Ingiltere'de mimari projeler tipolojiye sadik kalinmadan yurutuluyor, artik sehir tasarimi diye bir sey kalmadi..

Apartmanda yasarsaniz komsularinizla farkli bir iliskiniz olur, villada yasarsaniz koydeki insanlari tanimayabilirsiniz bile. Tipolojilerin farkli acilimlari vardir..

--- Bunun gibi soylemlerle baslayip, birkac kitap ismi verip, daha sonra bizden once kendi proje alanimizi iyice anlayip sonra uluslararasi bir icerikte, baska bir sehirle (Zurih'i tavsiye etti) karsilastirmamizi istedi.. Nasil yapacagimizi beyefendi de bilmiyor henuz, biz de...

Zaten bu Adam Caruso ilginc bir insan. Quebec'li bir mimar kendisi, ama 24 yildir Ingiltere'de yasiyor, ve bir ayagi da Zurih'te. Adam Barbican'da oturuyor. Barbican, Londra'nin finansal merkezi ve Londra'nin kuruldugu yer olan City of London bolgesinde yer aliyor. Simdi, eger pek sevgili valimiz Ken Livinsgtone'a inanirsak, "Londra, halen Avrupa'nin finansal merkezi ve dunyanin da finansal baskentlerinden biri", o halde Barbican da Avrupa'nin finansal merkezi oluyor ki, zaten Barbican'da insanlar oturmaz. Barbican'da calisilir, ise gidilir, bir de Barbican Centre diye onemli bir sanat merkezi var. Ama, London Wall denilen pek acayip, ve her gittigimde tuylerimi urperten mimariye sahip bir ofis kompleksi var, The Wall falan orada yani... Barbican'da oturulmaz.. Iste bu adam Barbican'da oturuyormus, boyle birkac bin deli oturur zaten orada.. (biraz da parali olman gerekiyor...)

Toplanti boyunca ve toplantidan sonra da, fotografin ve projemize eklemleyecigimiz gorsel boyutun oneminden bahsetti. Londra'daki mimarlari pek begenmiyor.

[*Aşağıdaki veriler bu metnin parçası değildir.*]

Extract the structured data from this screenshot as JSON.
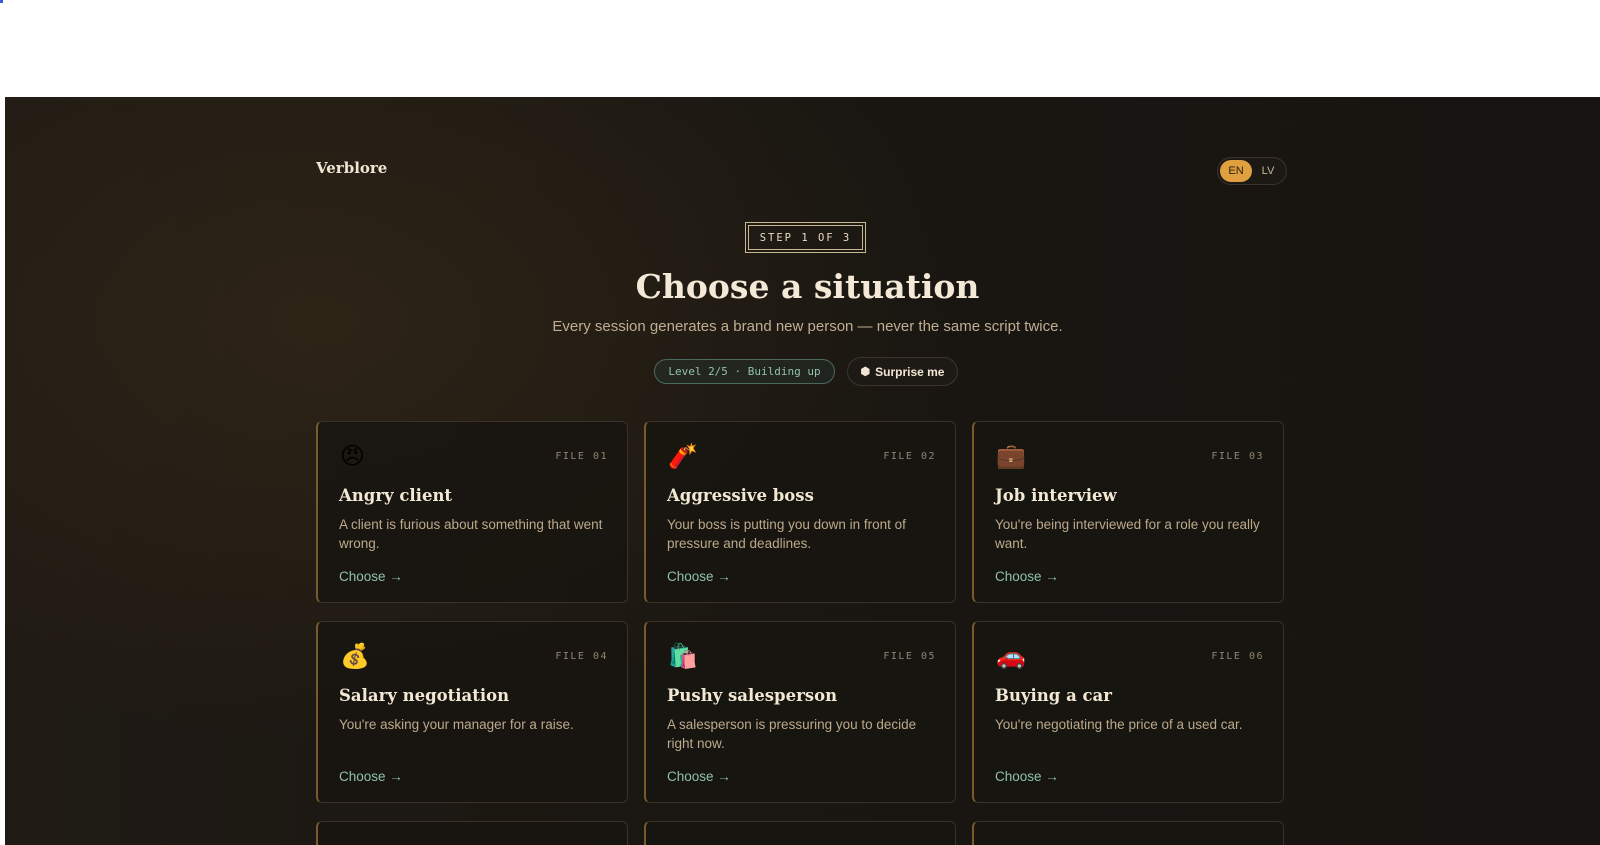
{
  "app": {
    "brand": "Verblore"
  },
  "language": {
    "options": [
      "EN",
      "LV"
    ],
    "selected": "EN"
  },
  "step": {
    "label": "STEP 1 OF 3"
  },
  "hero": {
    "title": "Choose a situation",
    "subtitle": "Every session generates a brand new person — never the same script twice."
  },
  "level": {
    "label": "Level 2/5 · Building up"
  },
  "surprise": {
    "icon": "dice-icon",
    "label": "Surprise me"
  },
  "colors": {
    "accent": "#e0a040",
    "teal": "#8fc1ae",
    "background": "#1a1712"
  },
  "cards": [
    {
      "icon": "😠",
      "icon_name": "angry-face-icon",
      "file": "FILE 01",
      "title": "Angry client",
      "description": "A client is furious about something that went wrong.",
      "cta": "Choose →"
    },
    {
      "icon": "🧨",
      "icon_name": "firecracker-icon",
      "file": "FILE 02",
      "title": "Aggressive boss",
      "description": "Your boss is putting you down in front of pressure and deadlines.",
      "cta": "Choose →"
    },
    {
      "icon": "💼",
      "icon_name": "briefcase-icon",
      "file": "FILE 03",
      "title": "Job interview",
      "description": "You're being interviewed for a role you really want.",
      "cta": "Choose →"
    },
    {
      "icon": "💰",
      "icon_name": "money-bag-icon",
      "file": "FILE 04",
      "title": "Salary negotiation",
      "description": "You're asking your manager for a raise.",
      "cta": "Choose →"
    },
    {
      "icon": "🛍️",
      "icon_name": "shopping-bags-icon",
      "file": "FILE 05",
      "title": "Pushy salesperson",
      "description": "A salesperson is pressuring you to decide right now.",
      "cta": "Choose →"
    },
    {
      "icon": "🚗",
      "icon_name": "car-icon",
      "file": "FILE 06",
      "title": "Buying a car",
      "description": "You're negotiating the price of a used car.",
      "cta": "Choose →"
    }
  ]
}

Sabah alani gezerken, "Londra'da insanlarin yasamini dusunen mimar kalmadi, Richard Rogers* da valinin mimarlik danismani oldu ama o insanlar icin bina yapmaktan anlamaz ki" dedi.

[
*Richard Rogers: Bu onemli mimar ayni zamanda londra valisi ken livingstonein mimari danismanidir.
Bir zamanlarin thatcher'a kok sokturen azili 'kizil ken'i, blair witch'ci, orta yolcu, 3. yolcu, emmeye gomeye gelen isci partisi'nin 2000'de tekrar (bu sefer gla) ismiyle kurdugu londra 'belediyesi'nin basina, serbest secimleri bagimsiz aday olarak kazanip, daha sonra tekrar 2004'te isci partisi adayi olarak tekrar secilmesi ile rogers'i da mimari danismani yapmistir. bu surec boyunca, 'muhafazakar parti, fak yu' tandansindan 'tabii ki ozel sektorle calismaliyiz, onlar ne istediklerini biliyorlar' (ve para onlarda) sularina akan livingstone'in, 'benim isim 'paranin dondugu' yerleri insa etmek' olan rogers'i da danismani yapmis olmasi cok sasirmadigimiz bir londra gercegi olmustur.
]

Bizim okulda da hoca olan ve LSE Urban Age'in kurucularindan olan mimar Ricky Burdett sorulunca da "Ricky icin en dogru tespiti Rem Koolhaas yapmisti. Kendisine 'Ricky, 15 yildir Londra'da sozunu gecirebilmek icin guc topladin, lobi yaptin, simdi bu gucun var, ne yapacaksin? demisti de Ricky "bilmiyorum" deyip gulmustu"....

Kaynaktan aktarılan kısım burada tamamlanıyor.